BINGO! initiated re-training whenever one topic reached Nmax=200 new documents and each topic contained at least Nmin=10 documents, and we repeated ten such re-training periods. During this process, which ran several hours, approximately 16,000 Web pages from about 1,000 different hosts were crawled.

The crawling depth for URL tunnelling (i.e., paths that are pursued from documents that did not pass the classification test) was restricted to 2. Feature selection always selected the 100 top terms in the MI ranking.

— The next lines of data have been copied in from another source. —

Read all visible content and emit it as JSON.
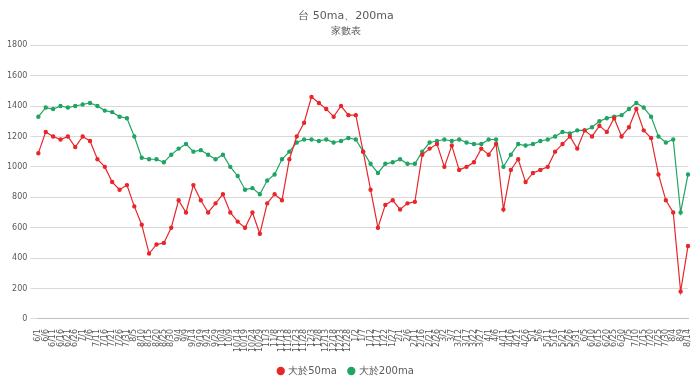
{
  "chart_data": {
    "type": "line",
    "title": "台 50ma、200ma",
    "subtitle": "家數表",
    "categories": [
      "6/1",
      "6/6",
      "6/11",
      "6/16",
      "6/21",
      "6/26",
      "7/1",
      "7/6",
      "7/11",
      "7/16",
      "7/21",
      "7/26",
      "7/31",
      "8/5",
      "8/10",
      "8/15",
      "8/20",
      "8/25",
      "8/30",
      "9/4",
      "9/9",
      "9/14",
      "9/19",
      "9/24",
      "9/29",
      "10/4",
      "10/9",
      "10/14",
      "10/19",
      "10/24",
      "10/29",
      "11/3",
      "11/8",
      "11/13",
      "11/18",
      "11/23",
      "11/28",
      "12/3",
      "12/8",
      "12/13",
      "12/18",
      "12/23",
      "12/28",
      "1/2",
      "1/7",
      "1/12",
      "1/17",
      "1/22",
      "1/27",
      "2/1",
      "2/6",
      "2/11",
      "2/16",
      "2/21",
      "2/26",
      "3/2",
      "3/7",
      "3/12",
      "3/17",
      "3/22",
      "3/27",
      "4/1",
      "4/6",
      "4/11",
      "4/16",
      "4/21",
      "4/26",
      "5/1",
      "5/6",
      "5/11",
      "5/16",
      "5/21",
      "5/26",
      "5/31",
      "6/5",
      "6/10",
      "6/15",
      "6/20",
      "6/25",
      "6/30",
      "7/5",
      "7/10",
      "7/15",
      "7/20",
      "7/25",
      "7/30",
      "8/4",
      "8/9",
      "8/14"
    ],
    "series": [
      {
        "name": "大於50ma",
        "color": "#e8262a",
        "marker": "circle",
        "values": [
          1090,
          1230,
          1200,
          1180,
          1200,
          1130,
          1200,
          1170,
          1050,
          1000,
          900,
          850,
          880,
          740,
          620,
          430,
          490,
          500,
          600,
          780,
          700,
          880,
          780,
          700,
          760,
          820,
          700,
          640,
          600,
          700,
          560,
          760,
          820,
          780,
          1050,
          1200,
          1290,
          1460,
          1420,
          1380,
          1330,
          1400,
          1340,
          1340,
          1100,
          850,
          600,
          750,
          780,
          720,
          760,
          770,
          1080,
          1120,
          1150,
          1000,
          1140,
          980,
          1000,
          1030,
          1120,
          1080,
          1150,
          720,
          980,
          1050,
          900,
          960,
          980,
          1000,
          1100,
          1150,
          1200,
          1120,
          1240,
          1200,
          1270,
          1230,
          1320,
          1200,
          1260,
          1380,
          1240,
          1190,
          950,
          780,
          700,
          180,
          480
        ]
      },
      {
        "name": "大於200ma",
        "color": "#1fa463",
        "marker": "circle",
        "values": [
          1330,
          1390,
          1380,
          1400,
          1390,
          1400,
          1410,
          1420,
          1400,
          1370,
          1360,
          1330,
          1320,
          1200,
          1060,
          1050,
          1050,
          1030,
          1080,
          1120,
          1150,
          1100,
          1110,
          1080,
          1050,
          1080,
          1000,
          940,
          850,
          860,
          820,
          910,
          950,
          1050,
          1100,
          1160,
          1180,
          1180,
          1170,
          1180,
          1160,
          1170,
          1190,
          1180,
          1100,
          1020,
          960,
          1020,
          1030,
          1050,
          1020,
          1020,
          1100,
          1160,
          1170,
          1180,
          1170,
          1180,
          1160,
          1150,
          1150,
          1180,
          1180,
          1000,
          1080,
          1150,
          1140,
          1150,
          1170,
          1180,
          1200,
          1230,
          1220,
          1240,
          1240,
          1260,
          1300,
          1320,
          1330,
          1340,
          1380,
          1420,
          1390,
          1330,
          1200,
          1160,
          1180,
          700,
          950
        ]
      }
    ],
    "ylim": [
      0,
      1800
    ],
    "yticks": [
      0,
      200,
      400,
      600,
      800,
      1000,
      1200,
      1400,
      1600,
      1800
    ],
    "grid": true,
    "legend": "bottom"
  }
}
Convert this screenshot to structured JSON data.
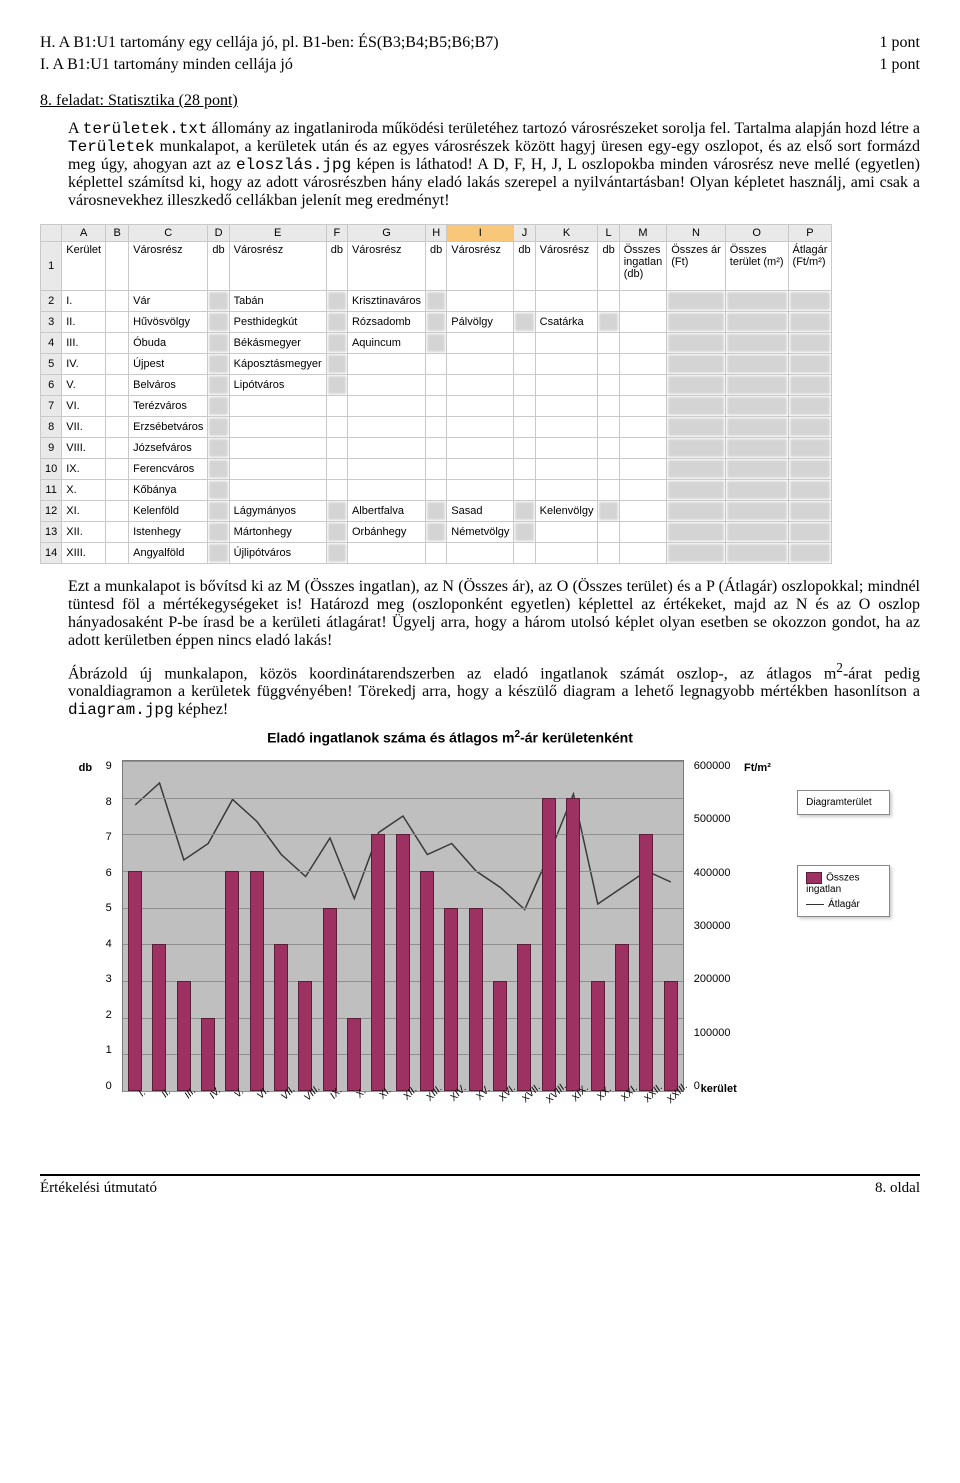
{
  "lines": {
    "H": {
      "label": "H. A B1:U1 tartomány egy cellája jó, pl. B1-ben: ÉS(B3;B4;B5;B6;B7)",
      "pts": "1 pont"
    },
    "I": {
      "label": "I. A B1:U1 tartomány minden cellája jó",
      "pts": "1 pont"
    }
  },
  "task8": {
    "heading": "8. feladat: Statisztika (28 pont)",
    "p1a": "A ",
    "p1b": "területek.txt",
    "p1c": " állomány az ingatlaniroda működési területéhez tartozó városrészeket sorolja fel. Tartalma alapján hozd létre a ",
    "p1d": "Területek",
    "p1e": " munkalapot, a kerületek után és az egyes városrészek között hagyj üresen egy-egy oszlopot, és az első sort formázd meg úgy, ahogyan azt az ",
    "p1f": "eloszlás.jpg",
    "p1g": " képen is láthatod! A D, F, H, J, L oszlopokba minden városrész neve mellé (egyetlen) képlettel számítsd ki, hogy az adott városrészben hány eladó lakás szerepel a nyilvántartásban! Olyan képletet használj, ami csak a városnevekhez illeszkedő cellákban jelenít meg eredményt!",
    "p2": "Ezt a munkalapot is bővítsd ki az M (Összes ingatlan), az N (Összes ár), az O (Összes terület) és a P (Átlagár) oszlopokkal; mindnél tüntesd föl a mértékegységeket is! Határozd meg (oszloponként egyetlen) képlettel az értékeket, majd az N és az O oszlop hányadosaként P-be írasd be a kerületi átlagárat! Ügyelj arra, hogy a három utolsó képlet olyan esetben se okozzon gondot, ha az adott kerületben éppen nincs eladó lakás!",
    "p3a": "Ábrázold új munkalapon, közös koordinátarendszerben az eladó ingatlanok számát oszlop-, az átlagos m",
    "p3b": "-árat pedig vonaldiagramon a kerületek függvényében! Törekedj arra, hogy a készülő diagram a lehető legnagyobb mértékben hasonlítson a ",
    "p3c": "diagram.jpg",
    "p3d": " képhez!"
  },
  "sheet": {
    "colLetters": [
      "A",
      "B",
      "C",
      "D",
      "E",
      "F",
      "G",
      "H",
      "I",
      "J",
      "K",
      "L",
      "M",
      "N",
      "O",
      "P"
    ],
    "selectedCol": "I",
    "headers": [
      "Kerület",
      "",
      "Városrész",
      "db",
      "Városrész",
      "db",
      "Városrész",
      "db",
      "Városrész",
      "db",
      "Városrész",
      "db",
      "Összes\ningatlan\n(db)",
      "Összes ár\n(Ft)",
      "Összes\nterület (m²)",
      "Átlagár\n(Ft/m²)"
    ],
    "rows": [
      [
        "I.",
        "",
        "Vár",
        "",
        "Tabán",
        "",
        "Krisztinaváros",
        "",
        "",
        "",
        "",
        "",
        "",
        " ",
        " ",
        " "
      ],
      [
        "II.",
        "",
        "Hűvösvölgy",
        "",
        "Pesthidegkút",
        "",
        "Rózsadomb",
        "",
        "Pálvölgy",
        "",
        "Csatárka",
        "",
        "",
        " ",
        " ",
        " "
      ],
      [
        "III.",
        "",
        "Óbuda",
        "",
        "Békásmegyer",
        "",
        "Aquincum",
        "",
        "",
        "",
        "",
        "",
        "",
        " ",
        " ",
        " "
      ],
      [
        "IV.",
        "",
        "Újpest",
        "",
        "Káposztásmegyer",
        "",
        "",
        "",
        "",
        "",
        "",
        "",
        "",
        " ",
        " ",
        " "
      ],
      [
        "V.",
        "",
        "Belváros",
        "",
        "Lipótváros",
        "",
        "",
        "",
        "",
        "",
        "",
        "",
        "",
        " ",
        " ",
        " "
      ],
      [
        "VI.",
        "",
        "Terézváros",
        "",
        "",
        "",
        "",
        "",
        "",
        "",
        "",
        "",
        "",
        " ",
        " ",
        " "
      ],
      [
        "VII.",
        "",
        "Erzsébetváros",
        "",
        "",
        "",
        "",
        "",
        "",
        "",
        "",
        "",
        "",
        " ",
        " ",
        " "
      ],
      [
        "VIII.",
        "",
        "Józsefváros",
        "",
        "",
        "",
        "",
        "",
        "",
        "",
        "",
        "",
        "",
        " ",
        " ",
        " "
      ],
      [
        "IX.",
        "",
        "Ferencváros",
        "",
        "",
        "",
        "",
        "",
        "",
        "",
        "",
        "",
        "",
        " ",
        " ",
        " "
      ],
      [
        "X.",
        "",
        "Kőbánya",
        "",
        "",
        "",
        "",
        "",
        "",
        "",
        "",
        "",
        "",
        " ",
        " ",
        " "
      ],
      [
        "XI.",
        "",
        "Kelenföld",
        "",
        "Lágymányos",
        "",
        "Albertfalva",
        "",
        "Sasad",
        "",
        "Kelenvölgy",
        "",
        "",
        " ",
        " ",
        " "
      ],
      [
        "XII.",
        "",
        "Istenhegy",
        "",
        "Mártonhegy",
        "",
        "Orbánhegy",
        "",
        "Németvölgy",
        "",
        "",
        "",
        "",
        " ",
        " ",
        " "
      ],
      [
        "XIII.",
        "",
        "Angyalföld",
        "",
        "Újlipótváros",
        "",
        "",
        "",
        "",
        "",
        "",
        "",
        "",
        " ",
        " ",
        " "
      ]
    ]
  },
  "chart": {
    "title": "Eladó ingatlanok száma és átlagos m²-ár kerületenként",
    "leftAxisLabel": "db",
    "rightAxisLabel": "Ft/m²",
    "xAxisLabel": "kerület",
    "yLeft": {
      "min": 0,
      "max": 9,
      "step": 1
    },
    "yRight": {
      "min": 0,
      "max": 600000,
      "step": 100000
    },
    "plotBg": "#bfbfbf",
    "gridColor": "#8f8f8f",
    "barColor": "#9d3262",
    "barBorder": "#5c1d39",
    "lineColor": "#3a3a3a",
    "categories": [
      "I.",
      "II.",
      "III.",
      "IV.",
      "V.",
      "VI.",
      "VII.",
      "VIII.",
      "IX.",
      "X.",
      "XI.",
      "XII.",
      "XIII.",
      "XIV.",
      "XV.",
      "XVI.",
      "XVII.",
      "XVIII.",
      "XIX.",
      "XX.",
      "XXI.",
      "XXII.",
      "XXIII."
    ],
    "bars": [
      6,
      4,
      3,
      2,
      6,
      6,
      4,
      3,
      5,
      2,
      7,
      7,
      6,
      5,
      5,
      3,
      4,
      8,
      8,
      3,
      4,
      7,
      3
    ],
    "line": [
      520000,
      560000,
      420000,
      450000,
      530000,
      490000,
      430000,
      390000,
      460000,
      350000,
      470000,
      500000,
      430000,
      450000,
      400000,
      370000,
      330000,
      430000,
      540000,
      340000,
      370000,
      400000,
      380000
    ],
    "legend1": "Diagramterület",
    "legend2a": "Összes ingatlan",
    "legend2b": "Átlagár"
  },
  "footer": {
    "left": "Értékelési útmutató",
    "right": "8. oldal"
  }
}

The parameters for link analysis and archetype selection were set to Nhub=100, Nauth=50, and Nconf=50, and the Eigenvector computation of the link analysis always performed 30 iterations.

We compared five different techniques:

"Crawler" as the vanilla version did not perform any feature selection or dynamic training and merely used the initial bookmarks for training and as the crawl's seed.
"Crawler+SVM" employed periodic re-training based on the highest-confidence archetypes but did not exploit authorities or hubs and did not use feature selection either.
"Crawler+SVM+MI" additionally performed feature selection.
"Crawler+SVM+HITS" did not use feature selection but exploited both high-confidence archetypes and authorities for periodid re-training and also hubs for the crawl frontier.
"Crawler+SVM+HITS+MI" finally was the full variant that exploited all capabilities of the BINGO! system.

After each crawl-and-training period, we manually inspected the population of selected topics and determined "true positives" versus "false positives". This way we were able to calculate the classifiers' precision (ratio of topic-relevant documents to all documents in a node of the ontology tree) and also the overall crawler precision (ratio of documents relevant for a topic to the total number of documents visited during the entire crawl by following a path from one of the topic's training data).

For lack of time, we did not (yet) compute any recall figures because of the obviously much higher human overhead and inherent problems of identifying "false negatives" (i.e., relevant but misclassified or missed documents).